Puasa haram. Puasa jenis ini mencakup puasa sebagai berikut; (1) Puasa sunah yang dilakukan seorang istri tanpa izin suaminya, sebagaimana disebutkan dalam sebuah hadis riwayat Bukhari dan Muslim. Seorang istri yang hendak melakukan puasa sunah harus terlebih dulu diketahui dan mendapat izin dari suaminya. (2) Puasa yang dilakukan pada hari raya Idul Fitri dan Idul Adha. (3) Puasa pada hari tasyrik, yaitu pada tanggal 11, 12, dan 13 Dzulhijah. (4) Puasa yang dilakukan dalam keadaan haid atau nifas. (5) Menurut mazhab Syafi’i, puasa yang dilakukan pada pertengahan akhir bulan Syakban. (6) Puasa yang dilakukan oleh seseorang yang takut akan terjadi mudarat bagi dirinya apabila ia berpuasa.

Puasa sunah. Puasa jenis ini mencakup puasa sebagai berikut; (1) Puasa Daud, yaitu puasa yang dilakukan selang satu hari (sehari berpuasa sehari tidak, begitu seterusnya). Puasa ini, seperti dijelaskan dalam sebuah hadis riwayat Bukhari dan Muslim, lebih utama dari puasa-puasa sunah lainnya. (2) Puasa selama tiga hari dalam setiap bulan Hijriyah, yaitu pada tanggal 13, 14, dan 15. (3) Puasa pada hari Senin dan Kamis. (4) Puasa yang dilakukan selama enam hari pada bulan Syawal, baik secara berturut-turut atau tidak.

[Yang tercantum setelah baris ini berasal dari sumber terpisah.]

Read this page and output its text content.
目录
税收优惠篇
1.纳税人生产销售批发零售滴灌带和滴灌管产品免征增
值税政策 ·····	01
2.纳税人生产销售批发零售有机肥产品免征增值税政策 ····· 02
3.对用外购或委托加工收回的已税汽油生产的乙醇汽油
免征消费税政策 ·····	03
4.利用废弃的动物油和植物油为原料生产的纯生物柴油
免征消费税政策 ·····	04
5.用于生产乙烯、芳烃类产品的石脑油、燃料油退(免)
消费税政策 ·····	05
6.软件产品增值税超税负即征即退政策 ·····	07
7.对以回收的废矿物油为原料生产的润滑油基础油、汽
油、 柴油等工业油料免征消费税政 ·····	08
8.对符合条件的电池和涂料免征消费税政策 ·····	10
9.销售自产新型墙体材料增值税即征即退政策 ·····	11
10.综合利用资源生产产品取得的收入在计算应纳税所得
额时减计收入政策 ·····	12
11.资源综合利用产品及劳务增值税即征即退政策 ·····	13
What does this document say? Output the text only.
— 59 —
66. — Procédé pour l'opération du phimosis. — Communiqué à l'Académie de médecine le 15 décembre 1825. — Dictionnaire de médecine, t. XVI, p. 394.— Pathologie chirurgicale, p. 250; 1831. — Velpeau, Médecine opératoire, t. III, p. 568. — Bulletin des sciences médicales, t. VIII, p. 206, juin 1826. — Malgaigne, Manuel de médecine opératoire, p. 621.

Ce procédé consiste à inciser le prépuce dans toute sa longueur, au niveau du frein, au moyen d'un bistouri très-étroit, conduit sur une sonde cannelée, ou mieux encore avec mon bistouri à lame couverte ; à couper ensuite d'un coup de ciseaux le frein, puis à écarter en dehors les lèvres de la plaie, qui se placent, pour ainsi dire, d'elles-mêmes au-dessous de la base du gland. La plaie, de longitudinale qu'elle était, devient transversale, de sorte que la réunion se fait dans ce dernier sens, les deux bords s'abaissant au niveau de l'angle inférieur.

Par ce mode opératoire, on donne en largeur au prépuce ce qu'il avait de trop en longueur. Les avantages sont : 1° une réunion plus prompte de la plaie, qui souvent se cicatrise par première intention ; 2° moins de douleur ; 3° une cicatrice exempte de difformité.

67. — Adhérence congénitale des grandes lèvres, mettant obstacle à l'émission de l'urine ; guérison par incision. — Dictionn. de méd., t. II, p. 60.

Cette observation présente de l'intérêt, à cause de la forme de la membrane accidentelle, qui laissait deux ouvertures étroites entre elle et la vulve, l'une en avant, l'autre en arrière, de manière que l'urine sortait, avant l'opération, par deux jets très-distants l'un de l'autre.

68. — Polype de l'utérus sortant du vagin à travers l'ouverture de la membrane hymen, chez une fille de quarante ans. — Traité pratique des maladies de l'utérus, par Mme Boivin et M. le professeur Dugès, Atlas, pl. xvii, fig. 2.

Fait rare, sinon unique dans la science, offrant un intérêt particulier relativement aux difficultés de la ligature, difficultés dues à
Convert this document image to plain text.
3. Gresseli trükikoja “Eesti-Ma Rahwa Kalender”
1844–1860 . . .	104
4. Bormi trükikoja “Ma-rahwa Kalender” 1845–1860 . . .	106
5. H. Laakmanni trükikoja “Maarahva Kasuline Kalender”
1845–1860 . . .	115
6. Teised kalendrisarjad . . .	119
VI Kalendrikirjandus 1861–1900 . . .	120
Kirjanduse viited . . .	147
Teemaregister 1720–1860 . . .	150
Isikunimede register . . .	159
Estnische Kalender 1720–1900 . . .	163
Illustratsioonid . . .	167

Barangsiapa yang berpuasa belama enam hari sesudah puasa Ramadhan, ia seakan-akan telah berpuasa wajib sepanjang tahun. (HR Muslim, dari Abu Ayyub RA). (5) Puasa hari Artafah, yaitu puasa yang dilakukan pada tanggal 9 Dzulhijah bagi orang yang tidak sedang melakukan ibadah haji. Hal ini didasarkan pada hadis riwayat Muslim dari Abu Qatadah, Puasa hari Arafah dapat menghapus dosa dua tahun, setahun yang lampau dan setahun mendatang. Bagi orang yang sedang melakukan ibadah haji, puasa pada hari itu tidak disunahkan, bahkan sebaliknya, disunahkan untuk tidak berpuasa. (6) Puasa pada hari ke delapan di bulan Dzulhijah (sebelum hari Arafah). Puasa ini disunahkan tidak saja bagi orang yang sedang melakukan ibadah haji tetapi juga orang yang tidak sedang melakukan ibadah haji. (7) Puasa Tasuu’aa, atau Asura, yaitu puasa yang dilakukan pada tanggal 9 dan 10 Muharam. (8) Puasa pada al-asyur al-hurum, yaitu puasa yang dilakukan pada bulan-bulan Dzulkaidah, Dzulhijah, Muharam, dan Rajab. Keempat bulan ini merupakan bulan yang paling afdhal untul melaksanakan puasa sesudah bulan Ramadhan. (9) Puasa di bulan Syakban.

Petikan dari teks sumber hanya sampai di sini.